‘It’s the Institutional Structure, Stupid’
An economy’s institutional structures determine its possibilities.
When we see or hear the term “institutional structure” with regard to the economy we tend to think of large entities like government, the banking system, money itself, property, etc. It is easy to apprehend how those structures determine the possibilities within a given economic system.
In economics that large scale of study is called ‘macroeconomics’. We don’t think automatically of large institutional structures in the microeconomic level, the level of individuals and individual businesses, but they are there, and they have every bit as much to do with the possibilities in an economy as its macroeconomic institutional structures do.
In the U.S., individuals’ material well-being is overwhelmingly dependent on money and (other) wealth, with the latter dependent on the former. Money comes overwhelmingly from incomes. Incomes come overwhelmingly from employment in private enterprises. Remuneration in those enterprises is determined by individuals within them (except where minimum wage laws apply — and even then they are left to determine whether a position ‘deserves’ more than that or not). They are self-interested people who understand that the less is paid to some employees, the more will be available for others, including themselves.
That is, overwhelmingly, the microeconomic institutional structure of the distribution of individuals’ material well-being in this country. For that matter, that structure determines whether a person can have a job, therefore an income, therefore any money at all. (Of course, government could be an employer of last resort, but that would take spending, and spending by government is controlled by the political process, which is dominated by people and organizations with large amounts of money to spend there.)
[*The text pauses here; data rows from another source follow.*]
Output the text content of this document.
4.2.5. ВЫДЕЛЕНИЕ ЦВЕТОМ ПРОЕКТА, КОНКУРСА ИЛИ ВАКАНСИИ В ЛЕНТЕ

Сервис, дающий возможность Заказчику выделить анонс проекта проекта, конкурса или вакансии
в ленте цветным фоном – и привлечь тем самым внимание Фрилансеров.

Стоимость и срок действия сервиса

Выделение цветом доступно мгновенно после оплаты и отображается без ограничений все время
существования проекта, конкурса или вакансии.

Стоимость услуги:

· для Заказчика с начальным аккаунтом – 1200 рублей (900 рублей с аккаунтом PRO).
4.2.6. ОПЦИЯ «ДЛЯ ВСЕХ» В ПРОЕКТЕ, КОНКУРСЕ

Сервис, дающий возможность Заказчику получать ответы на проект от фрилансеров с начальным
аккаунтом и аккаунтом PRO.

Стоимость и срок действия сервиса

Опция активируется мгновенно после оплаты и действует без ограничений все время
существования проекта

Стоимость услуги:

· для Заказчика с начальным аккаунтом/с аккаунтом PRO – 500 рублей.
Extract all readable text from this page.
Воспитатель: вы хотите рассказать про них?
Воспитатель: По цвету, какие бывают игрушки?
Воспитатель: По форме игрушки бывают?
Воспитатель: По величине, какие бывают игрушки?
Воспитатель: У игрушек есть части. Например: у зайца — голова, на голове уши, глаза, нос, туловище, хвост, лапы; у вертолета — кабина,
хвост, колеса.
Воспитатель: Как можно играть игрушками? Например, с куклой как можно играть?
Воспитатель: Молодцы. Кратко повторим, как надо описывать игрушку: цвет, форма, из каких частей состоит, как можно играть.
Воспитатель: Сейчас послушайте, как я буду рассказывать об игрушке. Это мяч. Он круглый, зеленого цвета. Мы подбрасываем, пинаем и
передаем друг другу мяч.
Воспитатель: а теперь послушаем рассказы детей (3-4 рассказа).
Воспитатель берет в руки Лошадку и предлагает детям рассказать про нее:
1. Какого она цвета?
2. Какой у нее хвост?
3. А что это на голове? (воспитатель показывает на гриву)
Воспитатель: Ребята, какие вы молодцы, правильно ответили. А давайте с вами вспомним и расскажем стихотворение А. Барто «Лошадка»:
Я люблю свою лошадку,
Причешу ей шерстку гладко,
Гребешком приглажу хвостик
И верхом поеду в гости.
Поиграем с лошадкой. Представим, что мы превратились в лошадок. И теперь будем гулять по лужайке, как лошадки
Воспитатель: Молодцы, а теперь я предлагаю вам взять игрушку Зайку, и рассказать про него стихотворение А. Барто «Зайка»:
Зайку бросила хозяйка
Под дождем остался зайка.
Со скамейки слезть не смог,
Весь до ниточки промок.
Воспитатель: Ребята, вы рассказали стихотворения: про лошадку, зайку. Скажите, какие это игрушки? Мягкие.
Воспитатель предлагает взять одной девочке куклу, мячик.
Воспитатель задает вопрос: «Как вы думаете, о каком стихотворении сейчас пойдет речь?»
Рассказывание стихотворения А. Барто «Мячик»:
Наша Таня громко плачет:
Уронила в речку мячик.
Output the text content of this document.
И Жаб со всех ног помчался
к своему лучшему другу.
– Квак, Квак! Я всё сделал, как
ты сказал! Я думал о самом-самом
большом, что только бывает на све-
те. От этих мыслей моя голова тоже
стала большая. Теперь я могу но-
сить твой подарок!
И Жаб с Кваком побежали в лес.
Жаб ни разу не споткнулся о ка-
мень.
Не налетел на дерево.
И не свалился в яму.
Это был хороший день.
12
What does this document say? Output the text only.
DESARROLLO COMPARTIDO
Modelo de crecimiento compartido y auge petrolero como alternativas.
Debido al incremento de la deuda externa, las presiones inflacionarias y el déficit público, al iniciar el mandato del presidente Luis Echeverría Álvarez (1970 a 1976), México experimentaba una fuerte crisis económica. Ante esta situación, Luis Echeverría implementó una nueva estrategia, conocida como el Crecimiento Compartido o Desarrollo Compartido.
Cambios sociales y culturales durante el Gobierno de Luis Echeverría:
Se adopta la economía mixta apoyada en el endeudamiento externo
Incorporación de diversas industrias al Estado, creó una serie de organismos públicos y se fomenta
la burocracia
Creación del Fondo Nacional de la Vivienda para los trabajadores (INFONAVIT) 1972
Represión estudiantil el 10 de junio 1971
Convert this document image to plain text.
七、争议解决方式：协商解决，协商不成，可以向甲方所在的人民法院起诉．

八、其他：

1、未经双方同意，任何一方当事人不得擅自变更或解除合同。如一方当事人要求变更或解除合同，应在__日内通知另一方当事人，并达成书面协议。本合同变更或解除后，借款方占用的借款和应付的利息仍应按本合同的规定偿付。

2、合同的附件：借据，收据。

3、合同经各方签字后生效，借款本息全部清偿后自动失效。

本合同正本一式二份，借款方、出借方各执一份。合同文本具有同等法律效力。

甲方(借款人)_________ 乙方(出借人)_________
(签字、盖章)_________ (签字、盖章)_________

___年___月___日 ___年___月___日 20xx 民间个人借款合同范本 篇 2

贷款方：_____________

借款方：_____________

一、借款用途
Within that structure the remuneration a person receives depends on how much leverage a person has. Back when unions were strong in this country they gave significant numbers of individuals significant leverage to demand higher wages and greater benefits (which benefited all workers). Today almost all individuals’ leverage is strictly related to the overall demand and supply of the education and skills a person has. The result is an economy that does very well for people with education and skills that are in relatively scarce supply and very, very badly for people whose education and skills are in relatively abundant supply.
A “democratically distributed income” (DDI) would change that structure. People with more leverage could continue to use it to their advantage; those without much leverage would be ensured a decent level of material well-being. A DDI would raise the floor of material well-being for all citizens at no cost to anyone, without redistributing anything, and with no spending by government.